Anthropic, founded in 2021 by former OpenAI researchers including Dario Amodei and Daniela Amodei, develops the Claude family of large language models. The company has received substantial investment from Amazon, which has committed up to four billion dollars to Anthropic, and from Google. Amazon Web Services is a primary cloud and infrastructure partner for Anthropic. The reported Microsoft chip talks introduce a notable new infrastructure dimension to Anthropic's supply relationships.

Demand for AI accelerator chips has outpaced supply across the industry for the past two years. Nvidia has dominated the market for AI training hardware, with its products accounting for an estimated 70 to 95 percent of AI chip deployments globally, depending on the segment measured. Major cloud providers including Microsoft, Google, and Amazon have all responded by developing proprietary silicon to supplement or partially replace Nvidia hardware in their data centers.

What the Talks Indicate

If completed, a supply agreement between Microsoft and Anthropic would mark one of the first known instances of Microsoft offering its custom Maia chips to an external AI company rather than using them solely within Azure. It would also represent Anthropic sourcing compute infrastructure from a company that is a direct competitor to its primary cloud backer, Amazon.

Microsoft has a separate and longstanding strategic relationship with OpenAI, Anthropic's primary competitor in the frontier AI model market. Microsoft has invested more than thirteen billion dollars in OpenAI and integrates OpenAI models across its product suite, including Copilot, Azure AI, and Office 365. A chip supply arrangement with Anthropic would not be the first time Microsoft has conducted business across competing AI companies, but it would expand that pattern into hardware supply.

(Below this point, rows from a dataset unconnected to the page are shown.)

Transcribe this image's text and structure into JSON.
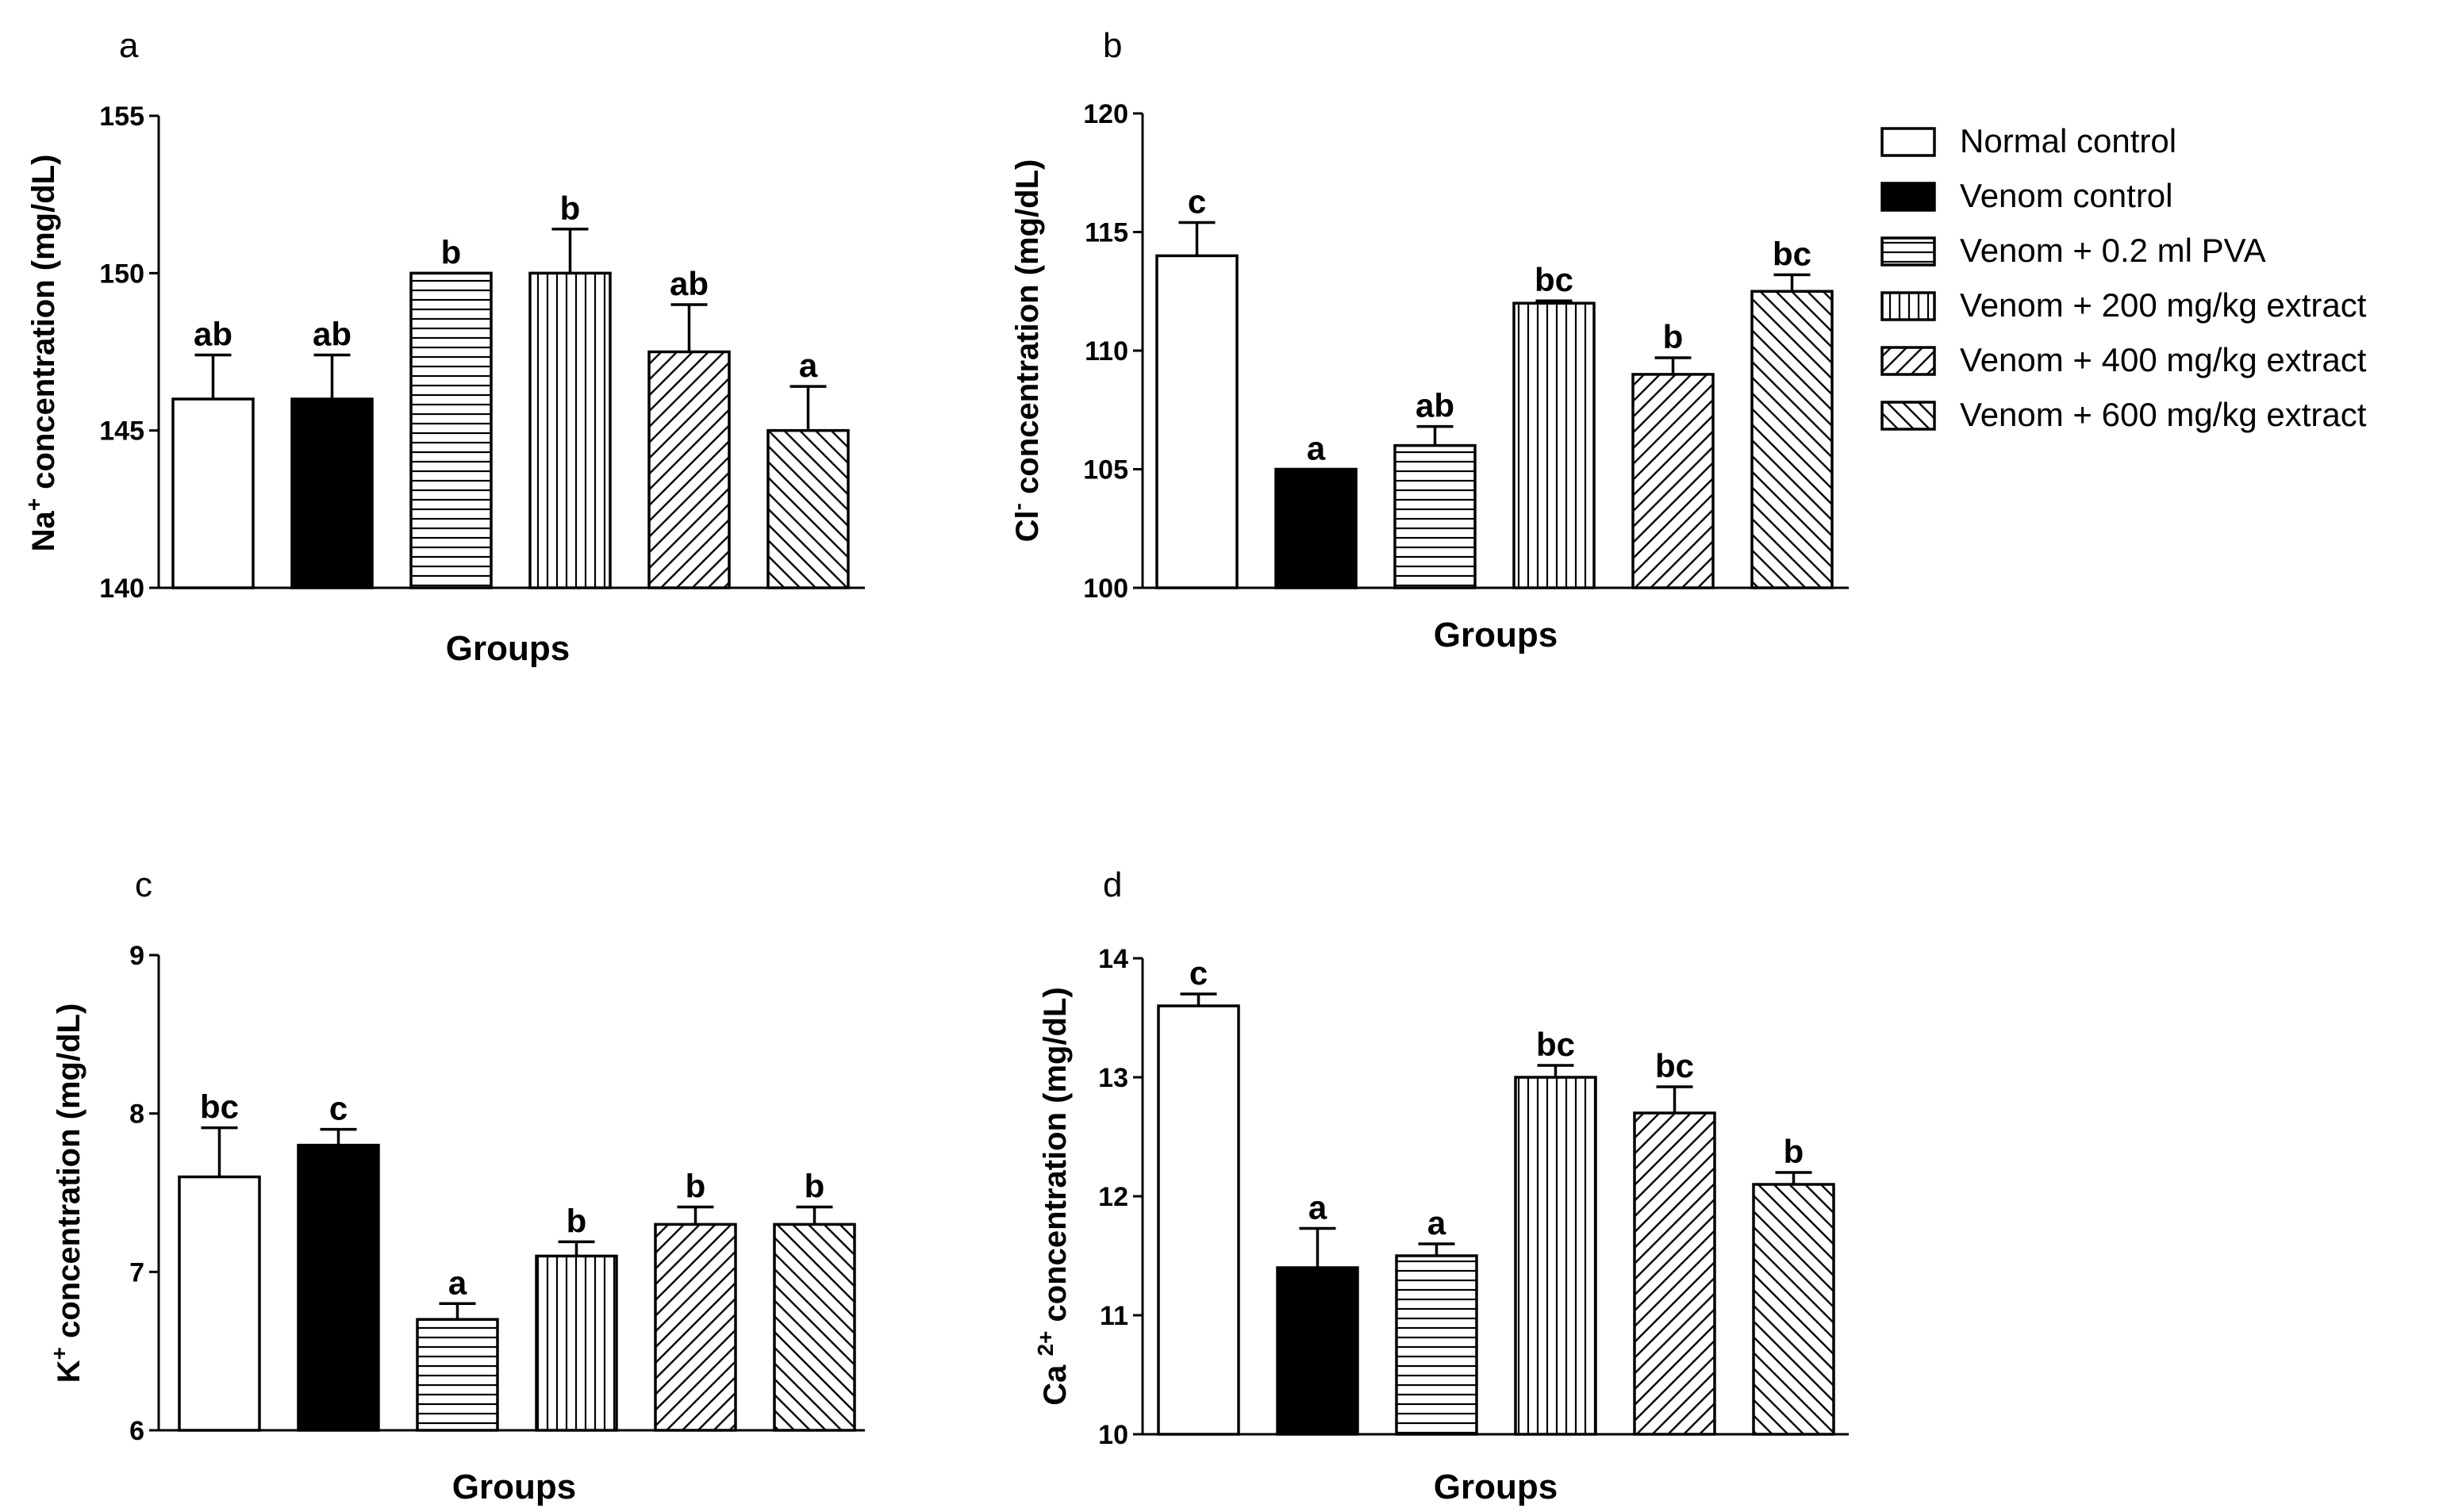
{
  "legend": {
    "entries": [
      {
        "label": "Normal control",
        "pattern": "white"
      },
      {
        "label": "Venom control",
        "pattern": "black"
      },
      {
        "label": "Venom + 0.2 ml PVA",
        "pattern": "hlines"
      },
      {
        "label": "Venom + 200 mg/kg extract",
        "pattern": "vlines"
      },
      {
        "label": "Venom + 400 mg/kg extract",
        "pattern": "diag-up"
      },
      {
        "label": "Venom + 600 mg/kg extract",
        "pattern": "diag-down"
      }
    ]
  },
  "chart_data": [
    {
      "panel": "a",
      "type": "bar",
      "ylabel_main": "Na",
      "ylabel_sup": "+",
      "ylabel_rest": " concentration (mg/dL)",
      "xlabel": "Groups",
      "ylim": [
        140,
        155
      ],
      "yticks": [
        "140",
        "145",
        "150",
        "155"
      ],
      "values": [
        146,
        146,
        150,
        150,
        147.5,
        145
      ],
      "errors": [
        1.4,
        1.4,
        0,
        1.4,
        1.5,
        1.4
      ],
      "letters": [
        "ab",
        "ab",
        "b",
        "b",
        "ab",
        "a"
      ]
    },
    {
      "panel": "b",
      "type": "bar",
      "ylabel_main": "Cl",
      "ylabel_sup": "-",
      "ylabel_rest": " concentration (mg/dL)",
      "xlabel": "Groups",
      "ylim": [
        100,
        120
      ],
      "yticks": [
        "100",
        "105",
        "110",
        "115",
        "120"
      ],
      "values": [
        114,
        105,
        106,
        112,
        109,
        112.5
      ],
      "errors": [
        1.4,
        0,
        0.8,
        0.1,
        0.7,
        0.7
      ],
      "letters": [
        "c",
        "a",
        "ab",
        "bc",
        "b",
        "bc"
      ]
    },
    {
      "panel": "c",
      "type": "bar",
      "ylabel_main": "K",
      "ylabel_sup": "+",
      "ylabel_rest": " concentration (mg/dL)",
      "xlabel": "Groups",
      "ylim": [
        6,
        9
      ],
      "yticks": [
        "6",
        "7",
        "8",
        "9"
      ],
      "values": [
        7.6,
        7.8,
        6.7,
        7.1,
        7.3,
        7.3
      ],
      "errors": [
        0.31,
        0.1,
        0.1,
        0.09,
        0.11,
        0.11
      ],
      "letters": [
        "bc",
        "c",
        "a",
        "b",
        "b",
        "b"
      ]
    },
    {
      "panel": "d",
      "type": "bar",
      "ylabel_main": "Ca ",
      "ylabel_sup": "2+",
      "ylabel_rest": " concentration (mg/dL)",
      "xlabel": "Groups",
      "ylim": [
        10,
        14
      ],
      "yticks": [
        "10",
        "11",
        "12",
        "13",
        "14"
      ],
      "values": [
        13.6,
        11.4,
        11.5,
        13,
        12.7,
        12.1
      ],
      "errors": [
        0.1,
        0.33,
        0.1,
        0.1,
        0.22,
        0.1
      ],
      "letters": [
        "c",
        "a",
        "a",
        "bc",
        "bc",
        "b"
      ]
    }
  ]
}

Global investment in AI infrastructure, including data centers, chips, and networking equipment, has grown sharply. Analysts and industry groups have projected the broader AI market, including software, services, and infrastructure, at multi-trillion-dollar valuations over the coming decade, though current annual revenues remain a fraction of those long-range figures.

What Comes Next

Neither Microsoft nor Anthropic has issued public statements confirming the talks or providing detail on a potential timeline, and the negotiations may or may not result in a formal supply agreement.